INfluencia : Votre coup de cœur ?
Alexandre Sap : Il est pour un film qui m’a littéralement fait pleurer. C’est « Une Vie » avec Anthony Hopkins. Mr Hopkins démontre encore une fois son immense talent d’acteur dans ce rôle. C’est l’histoire de Nicholas Winton qui a tout mis en œuvre pour sauver des centaines d’enfants juifs à Prague, promis à une mort certaine dans les camps de concentration. Au péril de sa vie, ce banquier londonien va organiser des convois vers l’Angleterre, où 669 enfants trouveront refuge. Cette histoire vraie, restée méconnue pendant des décennies, a été dévoilée au monde entier lorsqu’en 1988, une émission britannique l’invite à témoigner. Et puis soudain une personne se lève et lui dit : « Monsieur vous m’avez sauvé ». Puis une autre en fait autant, et une autre… Et en fait dans le public se trouvent tous les enfants – désormais adultes – qui ont survécu grâce à lui… Cette histoire m’a bouleversé. C’est la preuve qu’on peut être généreux sans en attendre de retour. Il l’a fait parce qu’il pensait que c’était juste.

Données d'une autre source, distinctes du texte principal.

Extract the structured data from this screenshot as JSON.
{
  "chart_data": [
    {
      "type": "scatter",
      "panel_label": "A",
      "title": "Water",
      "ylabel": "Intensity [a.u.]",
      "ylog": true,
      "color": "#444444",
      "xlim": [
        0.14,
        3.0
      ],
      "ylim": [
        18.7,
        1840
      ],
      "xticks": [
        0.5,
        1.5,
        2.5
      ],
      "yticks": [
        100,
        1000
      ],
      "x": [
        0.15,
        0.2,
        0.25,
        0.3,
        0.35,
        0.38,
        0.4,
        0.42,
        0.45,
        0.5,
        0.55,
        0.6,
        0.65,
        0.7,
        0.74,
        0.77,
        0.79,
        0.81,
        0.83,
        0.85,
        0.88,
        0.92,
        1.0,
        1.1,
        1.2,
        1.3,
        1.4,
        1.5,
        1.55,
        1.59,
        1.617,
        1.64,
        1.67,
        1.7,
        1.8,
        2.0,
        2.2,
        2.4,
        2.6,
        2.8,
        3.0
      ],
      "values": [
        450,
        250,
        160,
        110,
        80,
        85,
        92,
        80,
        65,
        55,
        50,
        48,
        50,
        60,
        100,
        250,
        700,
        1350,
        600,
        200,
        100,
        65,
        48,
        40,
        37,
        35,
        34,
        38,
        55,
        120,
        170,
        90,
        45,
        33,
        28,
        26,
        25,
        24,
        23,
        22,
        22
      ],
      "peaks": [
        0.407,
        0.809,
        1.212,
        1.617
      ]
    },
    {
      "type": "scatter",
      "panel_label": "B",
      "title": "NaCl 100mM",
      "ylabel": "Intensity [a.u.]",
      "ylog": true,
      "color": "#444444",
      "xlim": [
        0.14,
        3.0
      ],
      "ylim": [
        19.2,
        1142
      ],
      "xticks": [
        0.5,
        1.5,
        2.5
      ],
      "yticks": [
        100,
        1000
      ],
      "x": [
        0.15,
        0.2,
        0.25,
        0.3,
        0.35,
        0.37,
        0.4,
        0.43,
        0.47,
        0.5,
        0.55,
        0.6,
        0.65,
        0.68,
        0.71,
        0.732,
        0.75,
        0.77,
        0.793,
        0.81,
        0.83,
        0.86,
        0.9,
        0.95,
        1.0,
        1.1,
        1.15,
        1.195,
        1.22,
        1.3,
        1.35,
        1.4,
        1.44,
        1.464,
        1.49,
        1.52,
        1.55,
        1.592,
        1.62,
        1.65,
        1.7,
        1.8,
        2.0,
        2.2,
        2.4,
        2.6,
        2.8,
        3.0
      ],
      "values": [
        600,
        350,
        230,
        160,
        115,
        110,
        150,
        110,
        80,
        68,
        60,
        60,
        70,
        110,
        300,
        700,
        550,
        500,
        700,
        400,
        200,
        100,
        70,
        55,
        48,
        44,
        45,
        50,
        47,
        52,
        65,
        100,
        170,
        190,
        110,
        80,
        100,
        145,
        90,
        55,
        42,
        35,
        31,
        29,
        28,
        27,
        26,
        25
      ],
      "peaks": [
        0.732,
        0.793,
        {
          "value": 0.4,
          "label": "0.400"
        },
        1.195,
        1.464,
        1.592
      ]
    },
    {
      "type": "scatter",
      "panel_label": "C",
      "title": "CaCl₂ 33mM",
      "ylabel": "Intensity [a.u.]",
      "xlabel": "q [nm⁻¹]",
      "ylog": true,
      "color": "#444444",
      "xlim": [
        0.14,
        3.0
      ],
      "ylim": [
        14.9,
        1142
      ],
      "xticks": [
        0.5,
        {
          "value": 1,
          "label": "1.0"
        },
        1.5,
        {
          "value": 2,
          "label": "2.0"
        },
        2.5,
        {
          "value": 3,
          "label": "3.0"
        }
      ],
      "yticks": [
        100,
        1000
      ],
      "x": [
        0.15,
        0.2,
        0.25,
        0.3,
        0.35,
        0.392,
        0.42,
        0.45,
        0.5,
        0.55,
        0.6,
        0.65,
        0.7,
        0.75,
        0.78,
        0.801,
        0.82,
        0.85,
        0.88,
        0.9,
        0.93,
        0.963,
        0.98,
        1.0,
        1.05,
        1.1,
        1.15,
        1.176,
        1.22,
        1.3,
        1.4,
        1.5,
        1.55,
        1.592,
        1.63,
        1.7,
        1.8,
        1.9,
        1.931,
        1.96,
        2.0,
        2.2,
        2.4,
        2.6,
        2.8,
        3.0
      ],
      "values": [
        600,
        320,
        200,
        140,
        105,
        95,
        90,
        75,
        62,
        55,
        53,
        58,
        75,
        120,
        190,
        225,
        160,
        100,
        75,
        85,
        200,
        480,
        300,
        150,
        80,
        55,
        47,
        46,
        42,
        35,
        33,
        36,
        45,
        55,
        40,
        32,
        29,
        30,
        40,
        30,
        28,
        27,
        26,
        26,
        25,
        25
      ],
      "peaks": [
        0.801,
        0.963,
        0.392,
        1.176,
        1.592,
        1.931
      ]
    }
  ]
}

Un jour Tahar Ben Jelloun m’appelle
Cela me rappelle une anecdote. Un jour Tahar Ben Jelloun m’appelle et me dit : « Monsieur, vous êtes le nouveau propriétaire de la Libraire des Colonnes (ndlr : librairie mythique de Tanger, fondée en 1949 par la famille Gerofi et reprise par Alexandre Sap en 2023). Quand j’étais jeune, la famille avait vu que j’avais un certain talent et tous les vendredis soir me prêtait des livres parce que je n’avais pas d’argent. Et c’est comme ça en fait que j’ai pu affirmer mon style littéraire et d’une certaine manière devenir l’auteur que je suis aujourd’hui ». C’est la preuve que chacun à sa petite échelle peut changer le monde. Mon engagement sur le livre n’est donc pas anodin, ce n’est pas un effet de mode. Je suis rentré en mission. Je veux aujourd’hui mettre un livre entre les mains de chaque enfant qui rentre dans nos librairies. Nous ne sommes pas des simples « libraires », nous sommes des passeurs. Je viens ainsi de monter une petite association au sein de la Cité radieuse- Le Corbusier à Marseille (ndlr où se trouve la librairie Rupture-Imberton reprise par Alexandre Sap en 2022). Au huitième étage, il y a une école maternelle et je viens de signer un accord avec le maitre d’école pour y faire des ateliers de lecture .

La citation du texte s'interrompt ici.